At least one health official has offered a more subtle reminder of her loyalties. Verma wore an Ivanka Trump-brand pendant to some meetings and events with the president, before it was stolen in 2018.

Health officials also have to guard their words and predictions, worried that the president will fixate on the wrong data point or blurt out damaging information in public. Trump on Friday told reporters that he’d initially scrapped a trip to the CDC because of a possible coronavirus case at the agency. The announcement came as a surprise to CDC staff, including those preparing for Trump’s visit, because they hadn’t been briefed on the potential coronavirus case, POLITICO first reported.

I just got off the phone with the President. He told me that his administration will not be sending any victims of the Coronavirus from the Diamond Princess cruise ship to Anniston, Alabama. Thank you, @POTUS, for working with us to ensure the safety of all Alabamians.— Richard Shelby (@SenShelby) February 23, 2020

Meanwhile, Trump’s political allies have tried to circumvent the policy process, causing further headaches for the overwhelmed health department. Alabama Republicans prevailed upon Trump to scrap an HHS contingency plan to potentially quarantine some coronavirus-infected Americans at a facility in their state last month.

“I just got off the phone with the President,” Sen. Richard Shelby tweeted on Feb. 23. “He told me that his administration will not be sending any victims of the Coronavirus from the Diamond Princess cruise ship to Anniston, Alabama.”

But Democrats in a California city facing a similar situation failed to get a similar guarantee, leading them to file a lawsuit that accused the administration of political favoritism.

“California must not have the pull to get taken off the list,” attorney Jennifer Keller, representing Costa Mesa, Calif., reportedly said during a court hearing last month. “Alabama does.” A federal judge later halted plans to transfer coronavirus-stricken patients to a facility in the city.

Meanwhile, the president has allowed feuds to fester and spill into public view. Azar, for instance, has battled with White House officials and Verma for months over policies, personnel and even seats aboard the presidential airplane. Those fights have been reignited amid the coronavirus crisis, when Azar clashed with longtime rivals like Grogan over funding the response and whether enough coronavirus tests were being performed.

They’ve also cast a long shadow over strategy, like Azar’s decision not to push for Verma to be added to the coronavirus task force that he oversaw for nearly a month.

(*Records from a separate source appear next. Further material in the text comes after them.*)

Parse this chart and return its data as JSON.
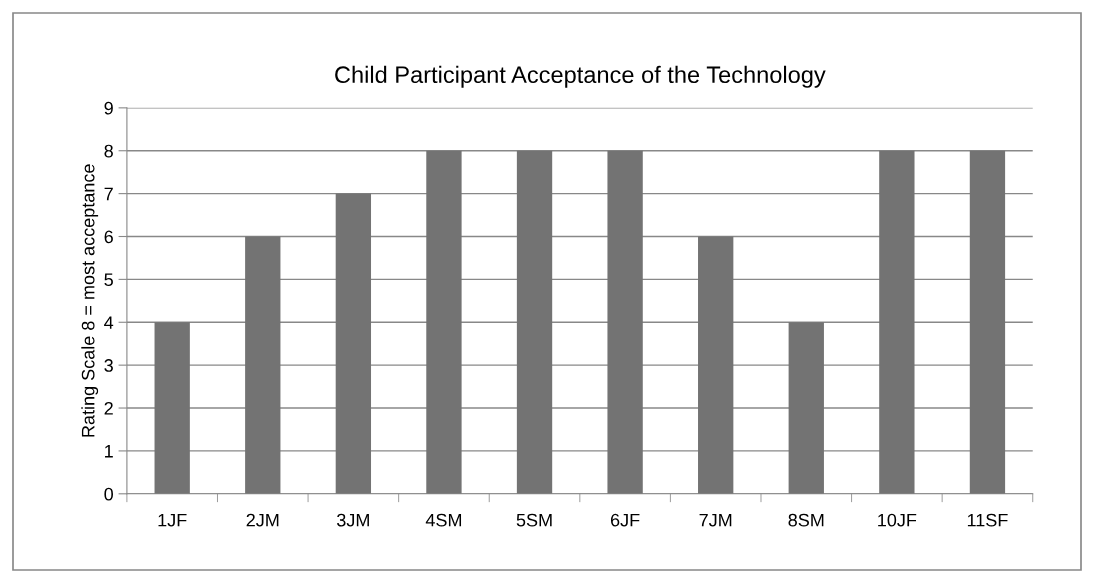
{
  "chart_data": {
    "type": "bar",
    "title": "Child Participant Acceptance of the Technology",
    "ylabel": "Rating Scale 8 = most acceptance",
    "categories": [
      "1JF",
      "2JM",
      "3JM",
      "4SM",
      "5SM",
      "6JF",
      "7JM",
      "8SM",
      "10JF",
      "11SF"
    ],
    "values": [
      4,
      6,
      7,
      8,
      8,
      8,
      6,
      4,
      8,
      8
    ],
    "color": "#737373",
    "ylim": [
      0,
      9
    ],
    "yticks": [
      0,
      1,
      2,
      3,
      4,
      5,
      6,
      7,
      8,
      9
    ],
    "grid": "y",
    "legend": false
  }
}
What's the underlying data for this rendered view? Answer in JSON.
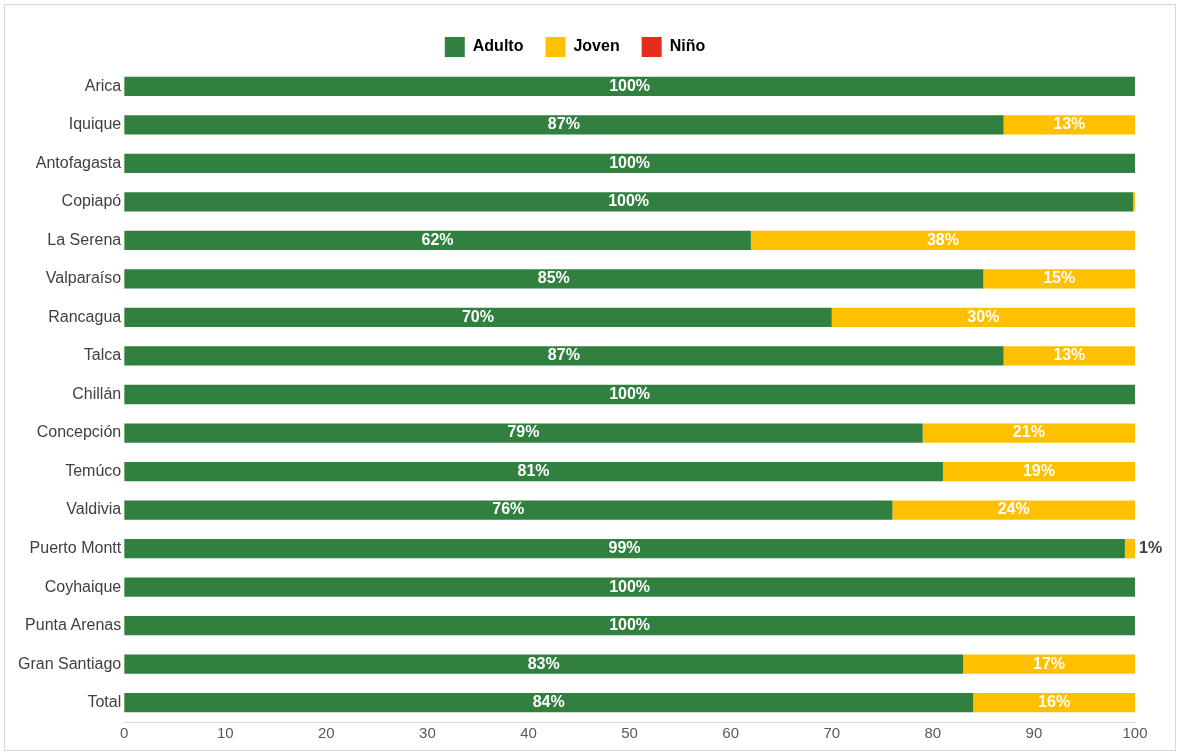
{
  "chart_data": {
    "type": "bar",
    "orientation": "horizontal",
    "stacked": true,
    "legend": "top",
    "grid": false,
    "categories": [
      "Arica",
      "Iquique",
      "Antofagasta",
      "Copiapó",
      "La Serena",
      "Valparaíso",
      "Rancagua",
      "Talca",
      "Chillán",
      "Concepción",
      "Temúco",
      "Valdivia",
      "Puerto Montt",
      "Coyhaique",
      "Punta Arenas",
      "Gran Santiago",
      "Total"
    ],
    "xlim": [
      0,
      100
    ],
    "xticks": [
      0,
      10,
      20,
      30,
      40,
      50,
      60,
      70,
      80,
      90,
      100
    ],
    "series": [
      {
        "name": "Adulto",
        "color": "#31803f",
        "values": [
          100,
          87,
          100,
          99.8,
          62,
          85,
          70,
          87,
          100,
          79,
          81,
          76,
          99,
          100,
          100,
          83,
          84
        ],
        "value_labels": [
          "100%",
          "87%",
          "100%",
          "100%",
          "62%",
          "85%",
          "70%",
          "87%",
          "100%",
          "79%",
          "81%",
          "76%",
          "99%",
          "100%",
          "100%",
          "83%",
          "84%"
        ]
      },
      {
        "name": "Joven",
        "color": "#ffc000",
        "values": [
          0,
          13,
          0,
          0.2,
          38,
          15,
          30,
          13,
          0,
          21,
          19,
          24,
          1,
          0,
          0,
          17,
          16
        ],
        "value_labels": [
          null,
          "13%",
          null,
          null,
          "38%",
          "15%",
          "30%",
          "13%",
          null,
          "21%",
          "19%",
          "24%",
          "1%",
          null,
          null,
          "17%",
          "16%"
        ]
      },
      {
        "name": "Niño",
        "color": "#e42d1d",
        "values": [
          0,
          0,
          0,
          0,
          0,
          0,
          0,
          0,
          0,
          0,
          0,
          0,
          0,
          0,
          0,
          0,
          0
        ],
        "value_labels": [
          null,
          null,
          null,
          null,
          null,
          null,
          null,
          null,
          null,
          null,
          null,
          null,
          null,
          null,
          null,
          null,
          null
        ]
      }
    ]
  }
}
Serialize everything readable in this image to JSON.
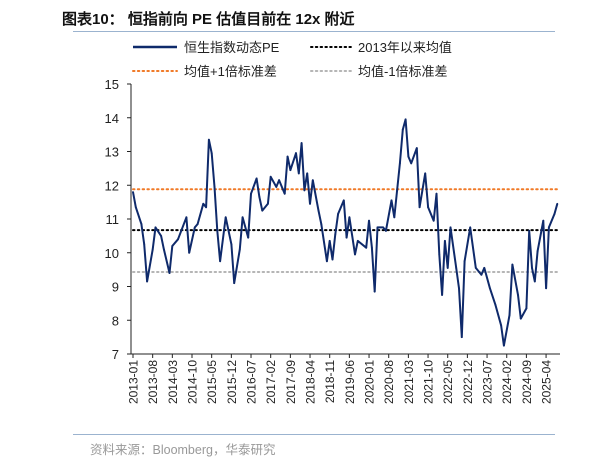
{
  "title": "图表10：  恒指前向 PE 估值目前在 12x 附近",
  "source": "资料来源：Bloomberg，华泰研究",
  "colors": {
    "series": "#0f2a6b",
    "mean": "#000000",
    "plus_sd": "#f07a28",
    "minus_sd": "#b5b5b5",
    "rule": "#9bb3cf"
  },
  "chart_data": {
    "type": "line",
    "title": "",
    "xlabel": "",
    "ylabel": "",
    "ylim": [
      7,
      15
    ],
    "yticks": [
      7,
      8,
      9,
      10,
      11,
      12,
      13,
      14,
      15
    ],
    "xlim": [
      "2013-01",
      "2025-09"
    ],
    "xticks": [
      "2013-01",
      "2013-08",
      "2014-03",
      "2014-10",
      "2015-05",
      "2015-12",
      "2016-07",
      "2017-02",
      "2017-09",
      "2018-04",
      "2018-11",
      "2019-06",
      "2020-01",
      "2020-08",
      "2021-03",
      "2021-10",
      "2022-05",
      "2022-12",
      "2023-07",
      "2024-02",
      "2024-09",
      "2025-04"
    ],
    "grid": false,
    "legend_placement": "top",
    "series": [
      {
        "name": "恒生指数动态PE",
        "style": "solid",
        "x": [
          "2013-01",
          "2013-02",
          "2013-04",
          "2013-05",
          "2013-06",
          "2013-08",
          "2013-09",
          "2013-11",
          "2013-12",
          "2014-02",
          "2014-03",
          "2014-05",
          "2014-08",
          "2014-09",
          "2014-11",
          "2014-12",
          "2015-02",
          "2015-03",
          "2015-04",
          "2015-05",
          "2015-06",
          "2015-07",
          "2015-08",
          "2015-10",
          "2015-12",
          "2016-01",
          "2016-03",
          "2016-04",
          "2016-06",
          "2016-07",
          "2016-09",
          "2016-10",
          "2016-11",
          "2017-01",
          "2017-02",
          "2017-04",
          "2017-05",
          "2017-07",
          "2017-08",
          "2017-09",
          "2017-11",
          "2017-12",
          "2018-01",
          "2018-02",
          "2018-03",
          "2018-04",
          "2018-05",
          "2018-07",
          "2018-08",
          "2018-10",
          "2018-11",
          "2018-12",
          "2019-01",
          "2019-02",
          "2019-04",
          "2019-05",
          "2019-06",
          "2019-08",
          "2019-09",
          "2019-12",
          "2020-01",
          "2020-02",
          "2020-03",
          "2020-04",
          "2020-06",
          "2020-07",
          "2020-09",
          "2020-10",
          "2020-11",
          "2020-12",
          "2021-01",
          "2021-02",
          "2021-03",
          "2021-04",
          "2021-06",
          "2021-07",
          "2021-09",
          "2021-10",
          "2021-12",
          "2022-01",
          "2022-02",
          "2022-03",
          "2022-04",
          "2022-05",
          "2022-06",
          "2022-08",
          "2022-09",
          "2022-10",
          "2022-11",
          "2023-01",
          "2023-03",
          "2023-05",
          "2023-06",
          "2023-08",
          "2023-10",
          "2023-12",
          "2024-01",
          "2024-03",
          "2024-04",
          "2024-06",
          "2024-07",
          "2024-09",
          "2024-10",
          "2024-11",
          "2024-12",
          "2025-01",
          "2025-03",
          "2025-04",
          "2025-05",
          "2025-07",
          "2025-08"
        ],
        "values": [
          11.8,
          11.35,
          10.85,
          10.25,
          9.15,
          10.1,
          10.75,
          10.5,
          10.1,
          9.4,
          10.2,
          10.4,
          11.05,
          10.0,
          10.75,
          10.85,
          11.45,
          11.35,
          13.35,
          12.95,
          11.95,
          10.65,
          9.75,
          11.05,
          10.25,
          9.1,
          10.1,
          11.05,
          10.45,
          11.75,
          12.2,
          11.65,
          11.25,
          11.45,
          12.25,
          11.95,
          12.15,
          11.75,
          12.85,
          12.45,
          12.95,
          12.35,
          13.25,
          11.85,
          12.35,
          11.45,
          12.15,
          11.25,
          10.85,
          9.75,
          10.35,
          9.8,
          10.55,
          11.15,
          11.55,
          10.45,
          11.05,
          9.95,
          10.35,
          10.15,
          10.95,
          10.15,
          8.85,
          10.75,
          10.75,
          10.65,
          11.55,
          11.05,
          11.85,
          12.65,
          13.65,
          13.95,
          12.85,
          12.65,
          13.1,
          11.35,
          12.35,
          11.35,
          10.95,
          11.75,
          9.95,
          8.75,
          10.35,
          9.55,
          10.75,
          9.55,
          8.95,
          7.5,
          9.75,
          10.75,
          9.55,
          9.35,
          9.55,
          8.95,
          8.45,
          7.85,
          7.25,
          8.15,
          9.65,
          8.75,
          8.05,
          8.35,
          10.65,
          9.55,
          9.15,
          10.05,
          10.95,
          8.95,
          10.75,
          11.15,
          11.45
        ]
      },
      {
        "name": "2013年以来均值",
        "style": "dotted",
        "value": 10.67
      },
      {
        "name": "均值+1倍标准差",
        "style": "dotted",
        "value": 11.88
      },
      {
        "name": "均值-1倍标准差",
        "style": "dotted",
        "value": 9.43
      }
    ]
  }
}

Verma instead was added to the task force on March 2, several days after Pence took over leading the effort. While Azar said he asked for Verma to join the task force, and an HHS spokesperson pointed to the secretary’s public statement, two people with knowledge of task force operations said that the White House officials had raised questions about her omission.

Officials call the original decision to exclude Verma from the task force short-sighted at best, given the virus’ potential threat to the elderly patients covered by the Medicare program and residents living in nursing homes that are regulated by Verma’s agency.

With Trump unwilling — or unable — to put a stop to the health department’s fights, they’ve occupied and gripped Washington during relative peacetime. When at war against a potential pandemic, there’s no room for these distractions, officials say.

“If this sort of dysfunction exists as part of the everyday operations — then, yes, during a true crisis the problems are magnified and exacerbated,” said a former Trump HHS official. “And with extremely detrimental consequences.”